Whole-transcriptome analysis was used to investigate the molecular interplay between three bacterial species that are members of the human gut microbiota. Bacteroides ovatus, Subdoligranulum variabile, and Hungatella hathewayi formed associations in cocultures fed barley beta-glucan, a constituent of dietary fiber. B. ovatus depolymerized beta-glucan and released, but did not utilize, 3-O-beta-cellobiosyl-d-glucose (DP3) and 3-O-beta-cellotriosyl-d-glucose (DP4). These oligosaccharides provided growth substrates for S. variabile and H. hathewayi with a preference for DP4 in the case of the latter species. There was increased transcription of a B. ovatus mixed-linkage-beta-glucan utilization locus, as well as carbohydrate transporters in S. variabile and H. hathewayi when in batch coculture.
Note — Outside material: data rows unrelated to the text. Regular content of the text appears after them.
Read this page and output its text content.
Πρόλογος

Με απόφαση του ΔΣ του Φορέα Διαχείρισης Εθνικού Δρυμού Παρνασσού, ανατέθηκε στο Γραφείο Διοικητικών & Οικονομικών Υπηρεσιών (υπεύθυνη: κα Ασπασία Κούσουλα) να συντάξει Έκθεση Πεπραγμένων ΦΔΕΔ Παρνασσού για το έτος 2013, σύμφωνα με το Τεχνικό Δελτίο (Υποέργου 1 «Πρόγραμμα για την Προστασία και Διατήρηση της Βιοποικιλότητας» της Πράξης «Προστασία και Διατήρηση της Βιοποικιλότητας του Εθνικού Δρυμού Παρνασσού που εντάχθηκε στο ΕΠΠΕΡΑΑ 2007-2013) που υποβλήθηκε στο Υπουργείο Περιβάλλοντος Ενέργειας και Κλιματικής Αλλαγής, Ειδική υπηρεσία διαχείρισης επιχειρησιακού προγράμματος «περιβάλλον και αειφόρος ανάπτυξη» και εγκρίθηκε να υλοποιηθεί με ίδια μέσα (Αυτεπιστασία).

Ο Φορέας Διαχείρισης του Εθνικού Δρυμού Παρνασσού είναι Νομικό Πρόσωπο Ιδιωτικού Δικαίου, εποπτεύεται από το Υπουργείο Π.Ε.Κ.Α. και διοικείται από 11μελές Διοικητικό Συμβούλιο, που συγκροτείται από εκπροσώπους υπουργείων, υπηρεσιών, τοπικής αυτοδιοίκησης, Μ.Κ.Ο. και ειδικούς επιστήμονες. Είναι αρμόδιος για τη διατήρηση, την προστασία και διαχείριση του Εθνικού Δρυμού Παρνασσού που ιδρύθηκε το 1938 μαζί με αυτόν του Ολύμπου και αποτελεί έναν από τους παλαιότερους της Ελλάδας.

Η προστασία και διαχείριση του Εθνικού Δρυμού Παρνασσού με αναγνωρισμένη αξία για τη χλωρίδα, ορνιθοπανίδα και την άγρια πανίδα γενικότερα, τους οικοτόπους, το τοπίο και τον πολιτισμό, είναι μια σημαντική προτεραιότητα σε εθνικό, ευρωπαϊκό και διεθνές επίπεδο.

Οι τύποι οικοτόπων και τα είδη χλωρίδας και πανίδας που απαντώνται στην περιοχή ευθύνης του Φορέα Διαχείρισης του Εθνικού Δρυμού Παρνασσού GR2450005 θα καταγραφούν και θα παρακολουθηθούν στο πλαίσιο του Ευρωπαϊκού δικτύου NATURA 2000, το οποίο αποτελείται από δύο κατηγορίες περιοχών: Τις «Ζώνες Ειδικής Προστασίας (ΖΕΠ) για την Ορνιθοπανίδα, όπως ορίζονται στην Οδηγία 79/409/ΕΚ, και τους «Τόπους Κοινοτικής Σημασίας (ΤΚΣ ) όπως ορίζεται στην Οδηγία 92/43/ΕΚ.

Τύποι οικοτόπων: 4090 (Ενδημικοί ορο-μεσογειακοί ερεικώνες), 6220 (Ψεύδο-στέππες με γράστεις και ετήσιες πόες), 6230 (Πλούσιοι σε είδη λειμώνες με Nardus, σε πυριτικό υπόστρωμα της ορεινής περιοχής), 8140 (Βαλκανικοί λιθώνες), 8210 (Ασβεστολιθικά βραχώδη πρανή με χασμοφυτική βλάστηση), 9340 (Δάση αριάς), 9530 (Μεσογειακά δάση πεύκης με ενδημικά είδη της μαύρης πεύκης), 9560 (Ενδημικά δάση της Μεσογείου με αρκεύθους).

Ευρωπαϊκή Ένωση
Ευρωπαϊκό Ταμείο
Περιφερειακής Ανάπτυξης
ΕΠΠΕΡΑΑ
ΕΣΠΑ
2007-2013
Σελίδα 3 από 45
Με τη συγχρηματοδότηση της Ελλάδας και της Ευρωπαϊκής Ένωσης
Increased transcription of the beta-glucan utilization locus did not occur in continuous culture. Evidence for interactions relating to provision of cobalamin, alterations to signaling, and modulation of the "stringent response" (an adaptation to nutrient deprivation) were detected. Overall, we established a bacterial consortium based on barley beta-glucan in vitro, which can be used to investigate aspects of the functional blueprint of the human gut microbiota.IMPORTANCE The microbial community, mostly composed of bacterial species, residing in the human gut degrades and ferments polysaccharides derived from plants (dietary fiber) that would not otherwise be digested. In this way, the collective metabolic actions of community members extract additional energy from the human diet. While the variety of bacteria present in the microbial community is well known, the formation of bacterial consortia, and the consequent interactions that result in the digestion of dietary polysaccharides, has not been studied extensively. The importance of our work was the establishment, under laboratory conditions, of a consortium of gut bacteria that formed around a dietary constituent commonly present in cereals. This enabled the metabolic interplay between the bacterial species to be studied. This kind of knowledge is required to construct an interactive, metabolic blueprint of the microbial community that inhabits the human gut.